Fehlercode: %{errorCode}

Schlammschlacht in Marseille: Der dubiose Fall Rabiot

kicker

Vom Leistungsträger zur persona non grata in nur wenigen Minuten: Die Geschehnisse aus der Gästekabine von Rennes, wo Olympique Marseille am Freitagabend das Auftaktspiel der Ligue 1 trotz langer Überzahl mit 0:1 verloren hatte, waren der Auftakt für eine veritable Schlammschlacht zwischen dem südfranzösischen Verein und seinem dekorierten Mittelfeldspieler Adrien Rabiot.

Der 53-malige französische Nationalspieler war im Anschluss an die Partie heftig mit Mitspieler Jonathan Rowe aneinandergeraten, der Verein hatte daraufhin beide Spieler vom Training ausgeschlossen. Doch schon am Dienstagnachmittag sickerte durch, dass die Vorkommnisse mehr als nur eine kurzfristige Suspendierung mit sich ziehen.

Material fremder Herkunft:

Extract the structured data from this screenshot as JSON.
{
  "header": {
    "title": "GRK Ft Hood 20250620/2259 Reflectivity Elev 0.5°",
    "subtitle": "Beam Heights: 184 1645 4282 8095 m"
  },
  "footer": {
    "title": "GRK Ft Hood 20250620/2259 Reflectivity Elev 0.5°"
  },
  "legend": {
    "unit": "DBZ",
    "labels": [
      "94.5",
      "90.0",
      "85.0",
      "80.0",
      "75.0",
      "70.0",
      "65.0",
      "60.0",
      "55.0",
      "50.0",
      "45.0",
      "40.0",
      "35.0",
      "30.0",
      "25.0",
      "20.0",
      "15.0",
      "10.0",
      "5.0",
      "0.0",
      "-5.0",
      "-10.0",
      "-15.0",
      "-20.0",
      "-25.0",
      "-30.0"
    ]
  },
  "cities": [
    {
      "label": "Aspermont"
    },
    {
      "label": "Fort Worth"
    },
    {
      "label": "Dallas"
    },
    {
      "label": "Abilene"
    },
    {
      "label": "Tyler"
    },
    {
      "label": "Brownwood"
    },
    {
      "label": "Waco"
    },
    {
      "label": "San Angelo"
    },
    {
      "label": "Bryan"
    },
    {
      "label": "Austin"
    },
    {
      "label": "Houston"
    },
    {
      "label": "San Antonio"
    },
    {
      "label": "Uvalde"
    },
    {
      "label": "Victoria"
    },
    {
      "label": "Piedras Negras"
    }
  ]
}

Im französischen Fernsehen erzählte Rabiots Mutter und Beraterin Veronique zunächst, dass Trainer Roberto de Zerbi ihrem Sohn mitgeteilt habe, dass man nach den Vorkommnissen in Rennes nicht mehr mit ihm plane. Kurz darauf folgte ein offizielles Statement von Vereinsseite, in dem es heißt, dass sowohl Rabiot als auch Rowe "vom Verein auf die Transferliste gesetzt wurden". Die Entscheidung sei "wegen des inakzeptablen Verhaltens in der Umkleidekabine nach dem Spiel gegen Stade Rennes" getroffen und den Spielern am Montag mitgeteilt worden.

Die Trennung wirkt von beiden Seiten dubios kommuniziert - und kommt auch für die Öffentlichkeit überraschend, schließlich hatte OM-Präsident Pablo Longoria noch in einer im Sommer erschienenen Dokumentation hochtrabend erklärt, Rabiot sei "der beste Mensch, den ich meiner Karriere in einer Umkleidekabine gesehen habe". Der Spieler wiederum hatte sich trotz Angeboten aus dem Ausland für einen Verbleib bei OM entschieden.

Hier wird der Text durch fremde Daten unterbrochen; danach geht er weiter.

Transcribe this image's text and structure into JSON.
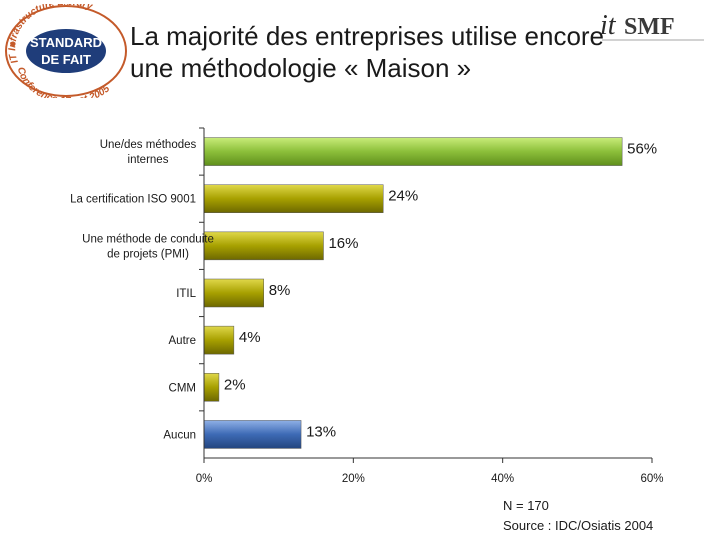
{
  "badge": {
    "arc_top": "IT Infrastructure Library",
    "line1": "STANDARD",
    "line2": "DE FAIT",
    "arc_bottom": "Conference 17 oct 2005"
  },
  "title": {
    "line1": "La majorité des entreprises utilise encore",
    "line2": "une méthodologie « Maison »"
  },
  "logo": {
    "text_it": "it",
    "text_smf": "SMF"
  },
  "colors": {
    "green": "#8cbf3a",
    "olive": "#a7a000",
    "blue": "#3d6ab5",
    "text": "#1a1a1a"
  },
  "chart_data": {
    "type": "bar",
    "orientation": "horizontal",
    "categories": [
      [
        "Une/des méthodes",
        "internes"
      ],
      [
        "La certification ISO 9001"
      ],
      [
        "Une méthode de conduite",
        "de projets (PMI)"
      ],
      [
        "ITIL"
      ],
      [
        "Autre"
      ],
      [
        "CMM"
      ],
      [
        "Aucun"
      ]
    ],
    "values": [
      56,
      24,
      16,
      8,
      4,
      2,
      13
    ],
    "value_labels": [
      "56%",
      "24%",
      "16%",
      "8%",
      "4%",
      "2%",
      "13%"
    ],
    "bar_colors": [
      "green",
      "olive",
      "olive",
      "olive",
      "olive",
      "olive",
      "blue"
    ],
    "xlim": [
      0,
      60
    ],
    "xticks": [
      0,
      20,
      40,
      60
    ],
    "xtick_labels": [
      "0%",
      "20%",
      "40%",
      "60%"
    ],
    "grid": false
  },
  "footer": {
    "n": "N = 170",
    "source": "Source : IDC/Osiatis 2004"
  }
}
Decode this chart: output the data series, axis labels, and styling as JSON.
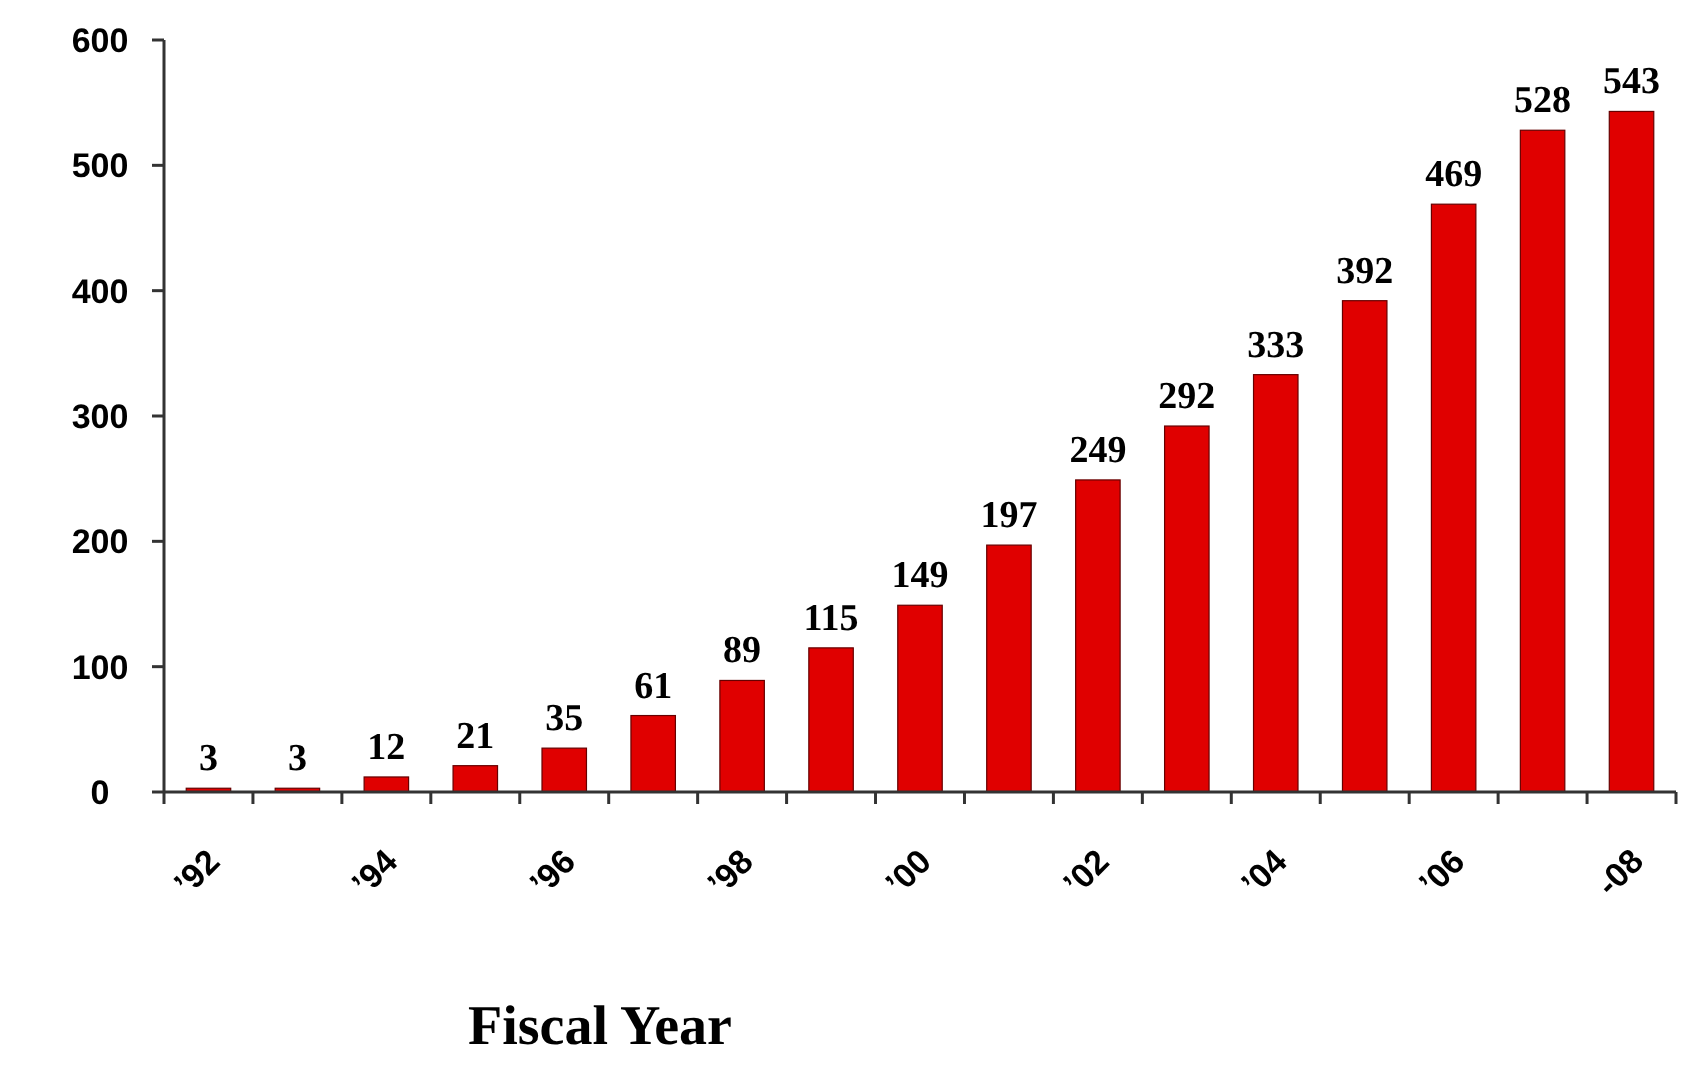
{
  "chart_data": {
    "type": "bar",
    "xlabel": "Fiscal Year",
    "categories": [
      "’92",
      null,
      "’94",
      null,
      "’96",
      null,
      "’98",
      null,
      "’00",
      null,
      "’02",
      null,
      "’04",
      null,
      "’06",
      null,
      "-08"
    ],
    "values": [
      3,
      3,
      12,
      21,
      35,
      61,
      89,
      115,
      149,
      197,
      249,
      292,
      333,
      392,
      469,
      528,
      543
    ],
    "color": "#e00000",
    "ylim": [
      0,
      600
    ],
    "yticks": [
      0,
      100,
      200,
      300,
      400,
      500,
      600
    ],
    "grid": false,
    "data_labels": true
  }
}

Noch undurchsichtiger wird die Affäre Rabiot durch die Aussage von Rabiots Mutter, die behauptet, der Verein habe die Demission ihres Spielers ihr gegenüber mit dem mangelnden Engagement im Trainingslager begründet. OM hingegen beharrt darauf, der Kabinen-Zoff mit Rowe sei der einzige Grund für den Schritt. "Wegen sowas schmeißt man einen Spieler nicht raus", zitiert L'Equipe eine Quelle aus Rabiots unmittelbarem Umfeld.

Für den bisherigen Höhepunkt der Schlammschlacht sorgte am späten Dienstagabend schließlich Rabiots Anwalt Romuald Palao mit einem Auftritt beim französischen Sender RMC. In einem Interview machte der Jurist der OM-Vereinsführung heftige Anschuldigungen und bezichtigte die Verantwortlichen unter anderem der Lüge. So habe es zwar seiner Version nach das Treffen zwischen Vereinsführung und Rabiot am Montag gegeben, dort sei dem Spieler aber nicht mitgeteilt worden, dass er den Verein verlassen solle. Darüber sei man erst am Dienstagmittag informiert worden.

"Als wir davon erfahren haben, hat uns das völlig aus der Bahn geworfen", so Palao, der auch die Version des Vereins infrage stellt, dass nur die Auseinandersetzung mit Rowe ursächlich für die Trennung sei. "Was der Verein da mitgeteilt hat, lässt natürlich Zweifel aufkommen", sagte Palao. "Wenn der Verein angibt, dass sich das Verhalten des Spielers in letzter Zeit geändert hat, ist das völlig falsch. Man hat den Eindruck, dass hier eine Geschichte aufgebauscht wird und man die Ereignisse vom Freitag nutzt, um Adrien zu verdrängen. Das ist völlig unverständlich."

Zudem sei die kolportierte Ablösesumme in Höhe von 15 Millionen Euro, die Marseille für Rabiot fordert, viel zu hoch angesetzt. "Man kann doch nicht sagen, dass man sich von einem Spieler trennen möchte und dann wahnwitzige Summen verlangen", wetterte Palao. "15 Millionen, das ist enorm." Allerdings, so der Anwalt weiter, haben sich schon einige Vereine in den vergangenen Tagen gemeldet: "Es wird Angebote geben."